June 16, 2018

The Horror Show

Wafers-

I’ve been thinking recently about how Americans need to be punished for the way of life they have led, encouraged, and sought to spread around the world. The problem is that the punishment is more or less wasted, since Americans are clueless regarding that way of life—defined by “What’s In It For Me?” They haven’t the faintest notion that they may have done something wrong, let alone inhuman.

Here’s a real-life example; you may be able to find the tape of this on YouTube. It was roughly fifteen years ago; I remember the date was July 1st . What was recorded by the security camera in some hospital in Brooklyn, in a small waiting room, were two women sitting on opposite sides of the room. What we see is one of the women sliding off of her chair and onto the floor, unconscious. The other woman dully looks on at this; she has no visible emotional reaction. Occasionally, a nurse or hospital staff member looks in, sees the woman on the floor, does nothing, and moves on. It took the woman thirty minutes to die; literally no one gave a damn. Later, there was some sort of internal investigation into staff negligence; I assume it came to nothing.

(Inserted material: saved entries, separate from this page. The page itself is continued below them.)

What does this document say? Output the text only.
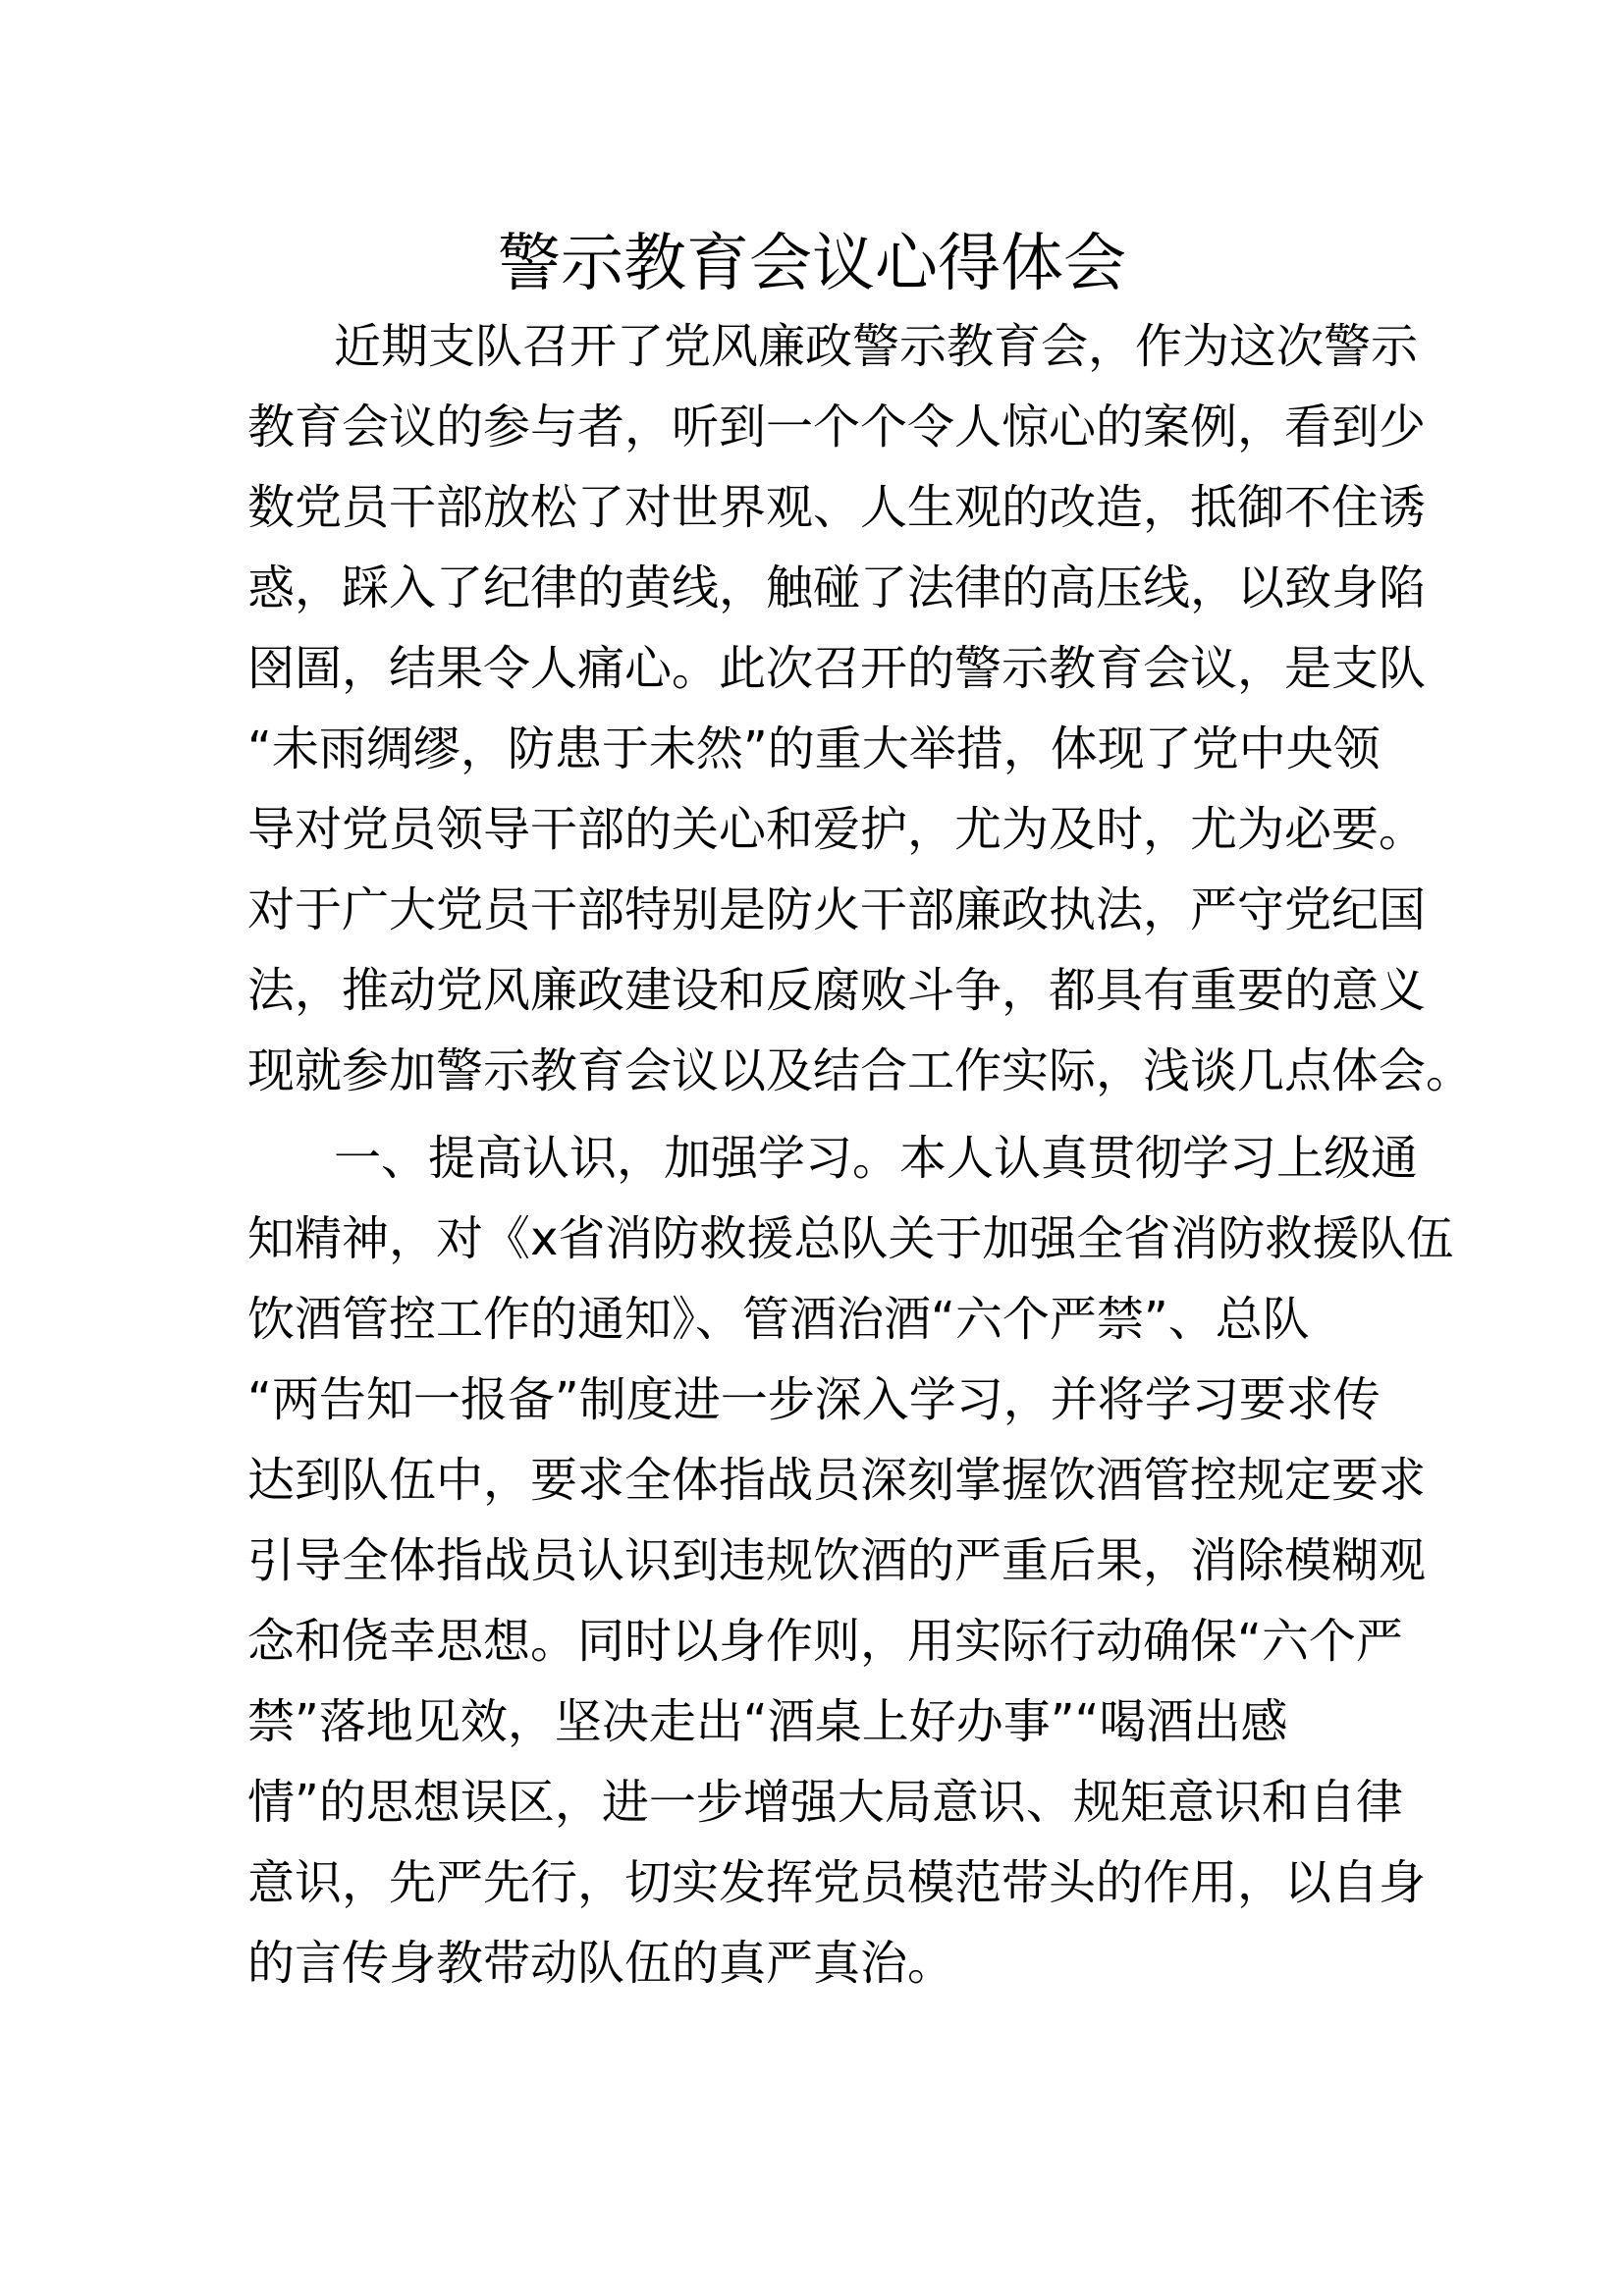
警示教育会议心得体会

近期支队召开了党风廉政警示教育会，作为这次警示

教育会议的参与者，听到一个个令人惊心的案例，看到少

数党员干部放松了对世界观、人生观的改造，抵御不住诱

惑，踩入了纪律的黄线，触碰了法律的高压线，以致身陷

囹圄，结果令人痛心。此次召开的警示教育会议，是支队

“未雨绸缪，防患于未然”的重大举措，体现了党中央领

导对党员领导干部的关心和爱护，尤为及时，尤为必要。

对于广大党员干部特别是防火干部廉政执法，严守党纪国

法，推动党风廉政建设和反腐败斗争，都具有重要的意义

现就参加警示教育会议以及结合工作实际，浅谈几点体会。

一、提高认识，加强学习。本人认真贯彻学习上级通

知精神，对《x省消防救援总队关于加强全省消防救援队伍

饮酒管控工作的通知》、管酒治酒“六个严禁”、总队

“两告知一报备”制度进一步深入学习，并将学习要求传

达到队伍中，要求全体指战员深刻掌握饮酒管控规定要求

引导全体指战员认识到违规饮酒的严重后果，消除模糊观

念和侥幸思想。同时以身作则，用实际行动确保“六个严

禁”落地见效，坚决走出“酒桌上好办事”“喝酒出感

情”的思想误区，进一步增强大局意识、规矩意识和自律

意识，先严先行，切实发挥党员模范带头的作用，以自身

的言传身教带动队伍的真严真治。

I often thought of wanting to interview the other woman in the room, ask her: “What were you thinking, when you saw this woman collapse onto the floor?” I suspect the answer would be “Nothing. Nothing at all.” But here is where the punishment comes in. When this woman herself kicks the bucket, who will be observing her, and also thinking of nothing? If you treat people like zeroes, eventually you’ll be treated like one yourself. This is a pretty good description of social interaction in the US today. Since the American philosophy of life can be captured in phrases such as “Not my problem,” or “There is no free lunch,” a large fraction of the American public is miserable and lonely. The stats of opioid use, alcoholism, TV and cell phone addiction, workaholism, suicide, prescription drug use, obesity—anything to sedate the pain of loneliness, anxiety, and depression—are through the roof. But Americans are not very bright, so they don’t connect the dots. They simply don’t get it, that if you treat others like shit, others will treat you in the same manner, and you’ll feel like shit most of the time, as a result. You think this is coming from the outside? Think again.

James Baldwin once wrote that the problem with nasty people getting their karma is that they don’t really recognize it, so the message is basically wasted on them. Consider, he says, a man who is emotionally dead. His karma is that there is no love in his life; not much of anything, really. But because he is emotionally dead, he can’t be made to see that very fact. So he lives out this awful karma in an ignorant fog. This describes a huge segment of the American population, maybe most.​

I remember once, many years ago, getting a massage, and for some reason saying to the masseuse: “I’ll probably die surrounded by my books.” Horrible fate, and had I stayed in the US, it would have been mine. I had very few real friends in the US, very few people I could really trust or talk to. My situation now is the complete opposite ofthat. Of course, I never expected to float out into the Great Beyond speakingSpanish, but life is funny that way. The more important point is that I’ll be surrounded by close friends, by people who love me, not by a pile of books. And this is the reality for most Mexicans as well, I’m quite sure: it’s the nature of this society. What a horror show the United States is; what an absolute, unconscious, horror show.